Im Jahrzehnt bis zur Klimaneutralität 2050 würden dann nur noch Emissionen
wie die aus der Landwirtschaft anfallen.
Ja, teilweise auch aus der Industrie, zum Beispiel aus der
Zementherstellung. Aber eben nicht mehr durch unsere Energienutzung, also
durch den Bereich, in dem wir gut funktionierende Alternativen zu fossilen
Kraftstoffen haben: Solaranlagen, Windräder, E-Autos, Wärmepumpen.
Andersherum gefragt: Ist der Ausstieg aus den Fossilen bis 2040 die
logische Konsequenz aus den Klimazielen, die die EU-Kommission nur nicht
ausspricht?
Sagen wir es so: Er wäre der plausibelste Weg, wenn man wirklich bis 2050
klimaneutral werden und nicht auf unrealistische Hoffnungen setzen will.
Man kann natürlich darauf spekulieren, dass wir im großen Maßstab
Kohlenstoff-Entnahmen aus der Atmosphäre hinkriegen, sowohl über natürliche
Senken wie Wälder als auch über technische Senken wie die CCS-Technologien.
Das ist aber nicht realistisch und wäre auch viel teurer. Deswegen ist es
klug, bis 2040 alles zu machen, was relativ einfach zu schaffen ist.
Der [3][Weltklimarat] geht in seinen Szenarien zum 1,5-Grad-Limit aber auch
von einer massiven Nutzung von CCS-Technologien aus.

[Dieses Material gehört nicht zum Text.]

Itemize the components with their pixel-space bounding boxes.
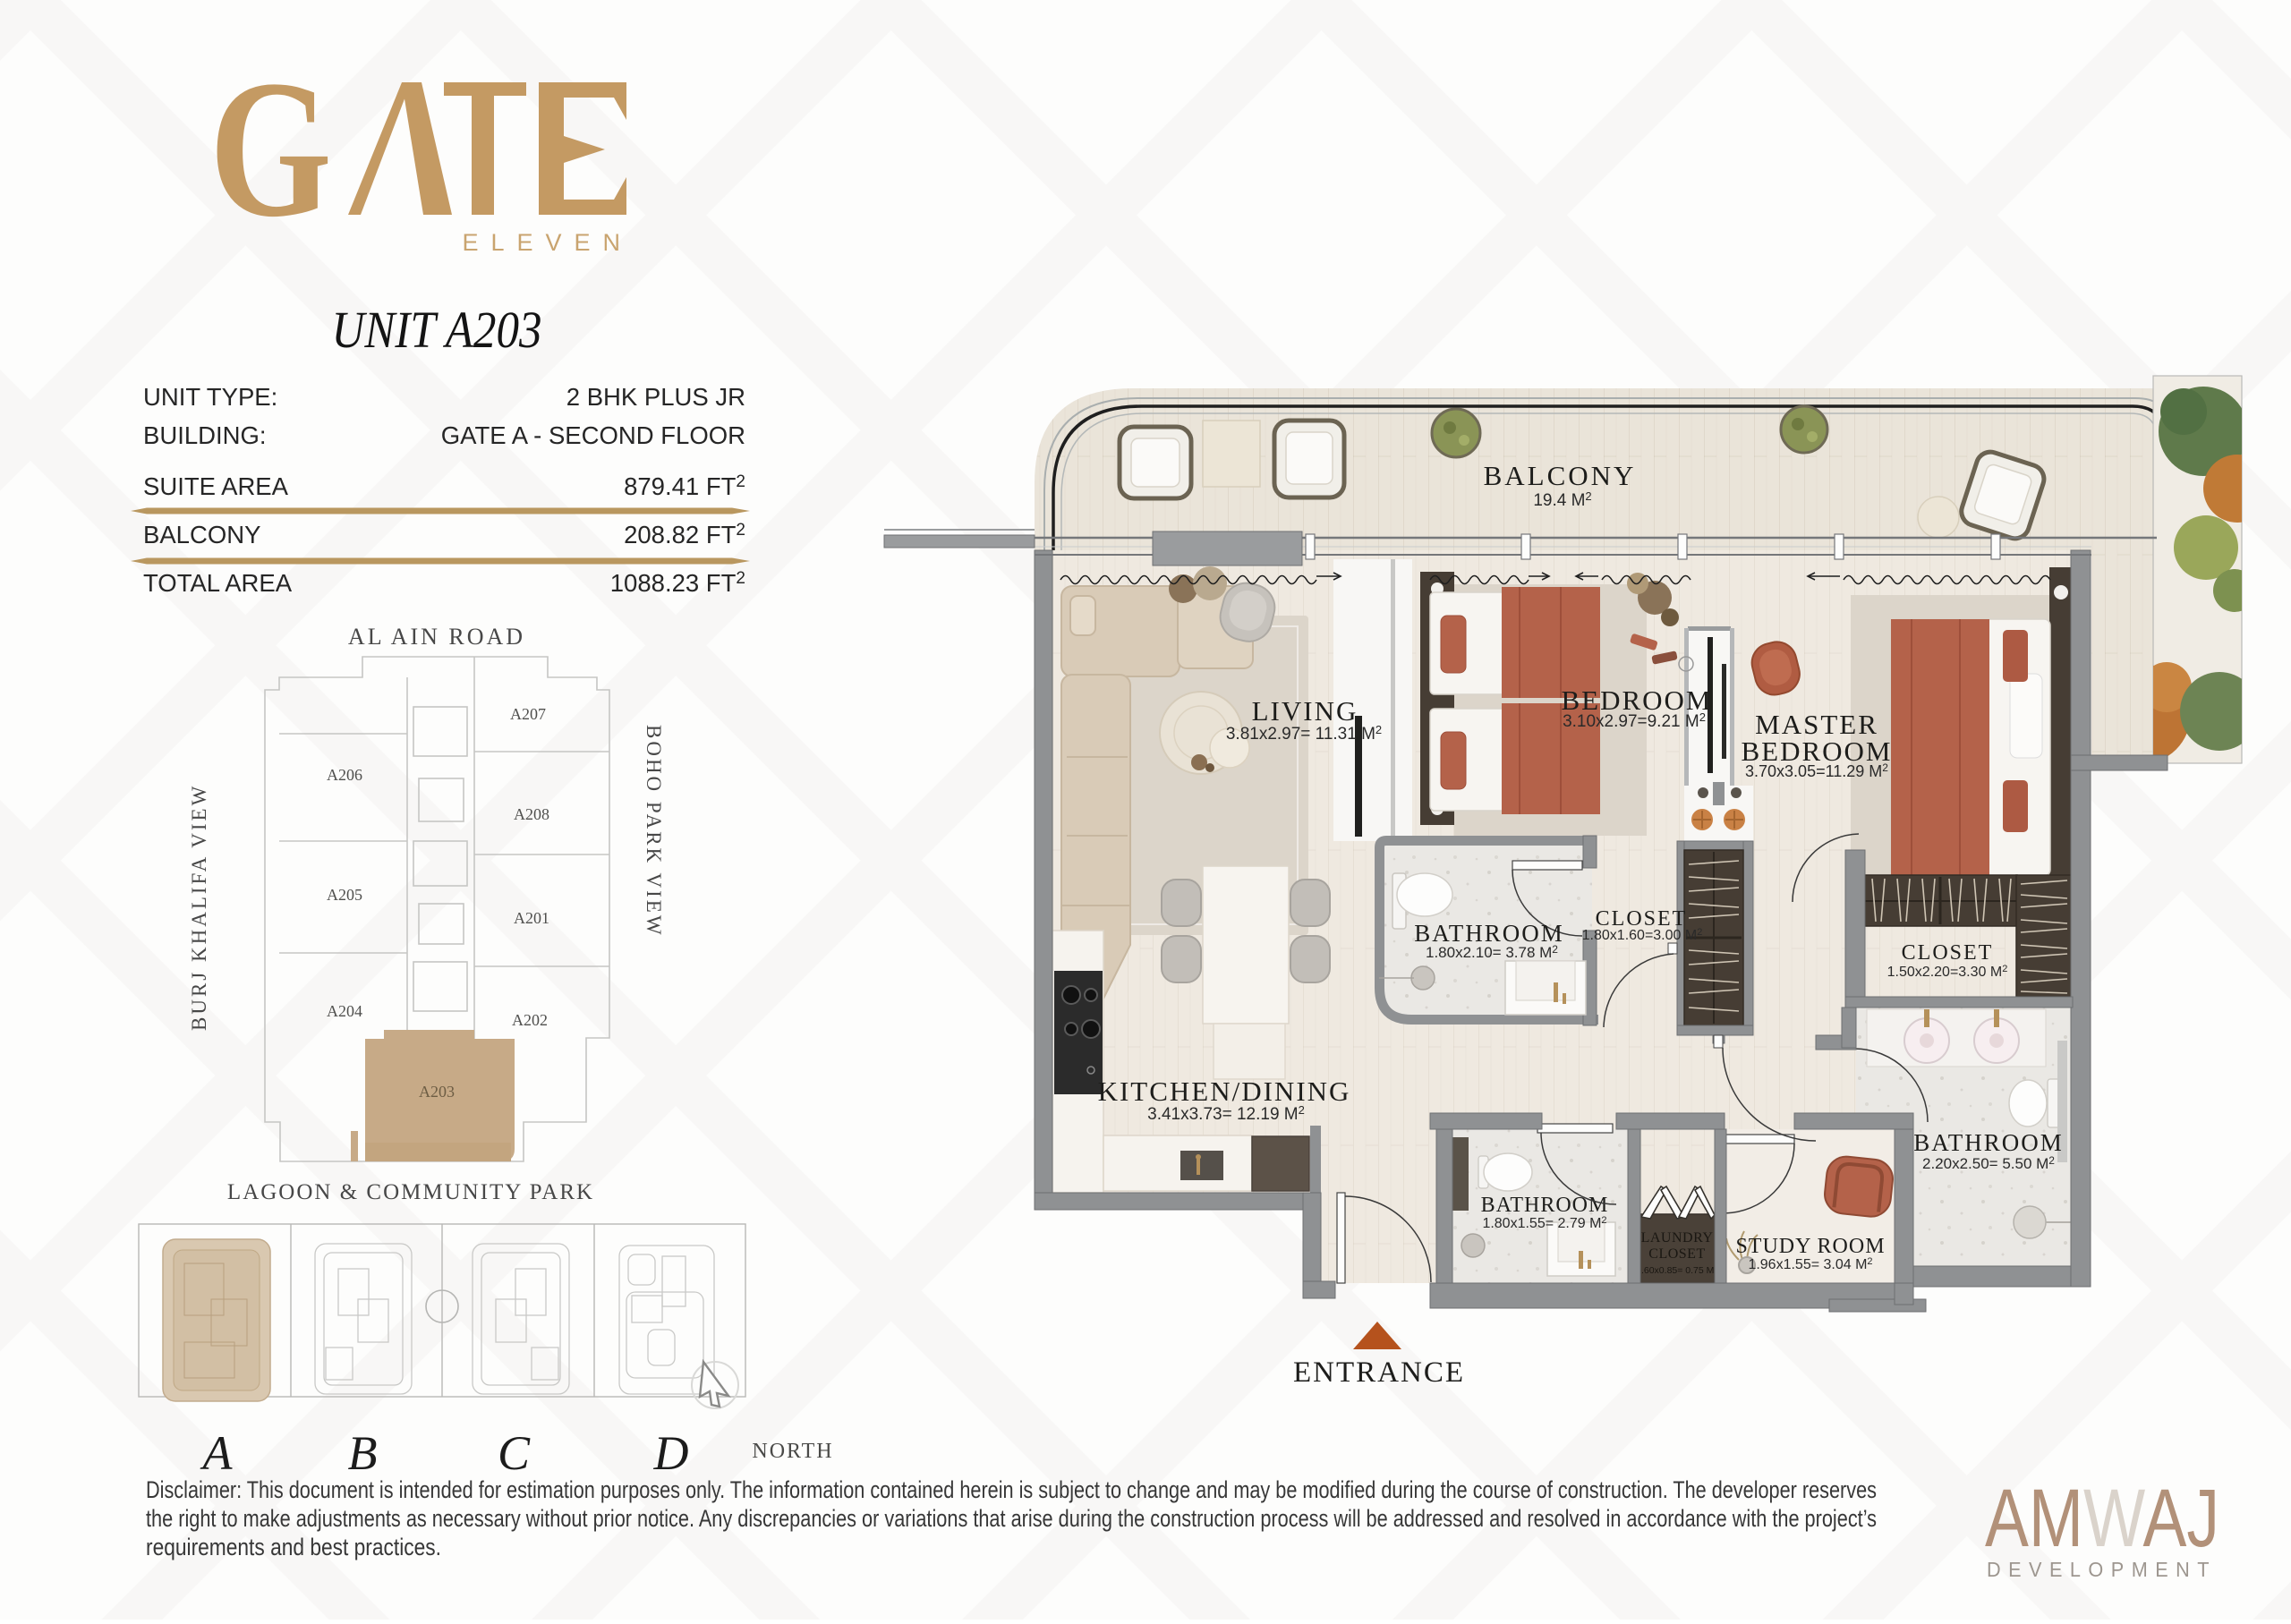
svg-text:DEVELOPMENT: DEVELOPMENT bbox=[1987, 1558, 2217, 1581]
svg-text:BOHO PARK VIEW: BOHO PARK VIEW bbox=[643, 725, 665, 938]
svg-text:C: C bbox=[498, 1426, 531, 1480]
svg-text:AL AIN ROAD: AL AIN ROAD bbox=[348, 624, 525, 650]
svg-text:1.80x1.55= 2.79 M2: 1.80x1.55= 2.79 M2 bbox=[1482, 1215, 1606, 1231]
svg-text:UNIT TYPE:: UNIT TYPE: bbox=[143, 383, 277, 411]
svg-text:BUILDING:: BUILDING: bbox=[143, 421, 267, 449]
svg-text:A205: A205 bbox=[327, 886, 362, 904]
svg-text:TOTAL AREA: TOTAL AREA bbox=[143, 569, 293, 597]
svg-text:ENTRANCE: ENTRANCE bbox=[1293, 1356, 1465, 1389]
svg-text:2 BHK PLUS JR: 2 BHK PLUS JR bbox=[566, 383, 745, 411]
svg-text:B: B bbox=[348, 1426, 378, 1480]
svg-text:BALCONY: BALCONY bbox=[1484, 460, 1637, 491]
svg-text:LAUNDRY: LAUNDRY bbox=[1641, 1230, 1714, 1246]
svg-text:A207: A207 bbox=[510, 705, 546, 723]
svg-text:KITCHEN/DINING: KITCHEN/DINING bbox=[1098, 1076, 1351, 1107]
svg-text:0.60x0.85= 0.75 M2: 0.60x0.85= 0.75 M2 bbox=[1636, 1263, 1718, 1276]
svg-text:879.41 FT2: 879.41 FT2 bbox=[624, 472, 745, 500]
svg-text:CLOSET: CLOSET bbox=[1648, 1246, 1705, 1262]
svg-text:BALCONY: BALCONY bbox=[143, 521, 260, 548]
svg-text:BATHROOM: BATHROOM bbox=[1414, 920, 1564, 947]
svg-text:1.80x2.10= 3.78 M2: 1.80x2.10= 3.78 M2 bbox=[1426, 943, 1558, 961]
svg-text:SUITE AREA: SUITE AREA bbox=[143, 472, 289, 500]
svg-text:19.4 M2: 19.4 M2 bbox=[1533, 489, 1591, 510]
svg-text:STUDY ROOM: STUDY ROOM bbox=[1735, 1235, 1885, 1258]
svg-text:1.80x1.60=3.00 M2: 1.80x1.60=3.00 M2 bbox=[1582, 927, 1703, 943]
svg-text:AMWAJ: AMWAJ bbox=[1985, 1473, 2219, 1564]
svg-text:NORTH: NORTH bbox=[752, 1440, 833, 1463]
svg-text:A: A bbox=[200, 1426, 234, 1480]
svg-text:2.20x2.50= 5.50 M2: 2.20x2.50= 5.50 M2 bbox=[1922, 1154, 2055, 1172]
svg-text:A208: A208 bbox=[514, 805, 549, 823]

Ja, wir werden CCS brauchen, und zwar für die Emissionen, von denen wir
wirklich nicht wissen, wie wir sie vermeiden können. Diese Szenarien gehen
nicht davon aus, dass wir massenhaft Emissionen aus Kraftwerken durch CCS
ausgleichen. Ganz im Gegenteil laufen die alle auf einen schnellen Ausstieg
aus den fossilen Energien hinaus.
Wie bewerten Sie vor diesem Hintergrund, dass die Bundesregierung in ihrer
neuen Kraftwerksstrategie, mit der sie neue Gaskraftwerke fördern will, die
Bereitschaft zu CCS signalisiert?
Wir können sowohl die Bundesregierung als auch die EU-Kommission nur davor
warnen. Erstens ist es der deutlich teurere und unsicherere Weg im
Vergleich zum Umstieg auf erneuerbare Energien. Und zweitens ist es ein
Weg, der massiv die soziale Akzeptanz des Klimaschutzes gefährdet. In
Deutschland gibt es massive Widerstände gegen die unterirdische Lagerung
von abgeschiedenem Kohlendioxid. Wer auf CCS in Bereichen setzt, in denen
wir es nicht brauchen, macht die gesellschaftliche Akzeptanz kaputt. Aber
darf ich noch einen positiven Punkt machen?
Natürlich.
Ich finde es wichtig, nicht nur über die Industrie und Emissionen zu
sprechen, sondern auch über die Menschen. Das macht die EU-Kommission in
ihrer Kommunikation zum neuen europäischen Klimaziel. Da steht sehr
deutlich: Wir wollen das gerecht gestalten, wir müssen das sozial
begleiten. Wie unterstützen wir Regionen, die wirtschaftlich nicht so stark
sind? Wie unterstützen wir Haushalte, die sich die Umstellung auf die
Klimaneutralität nicht ohne Weiteres leisten können? Zum Beispiel mit
Zuschüssen für die neue Heizung, zum Beispiel aber auch durch Investitionen
in einen besseren öffentlichen Nahverkehr. Hier konkret zu werden ist die
Schlüsselaufgabe für das neue EU-Parlament und die nächste Kommission.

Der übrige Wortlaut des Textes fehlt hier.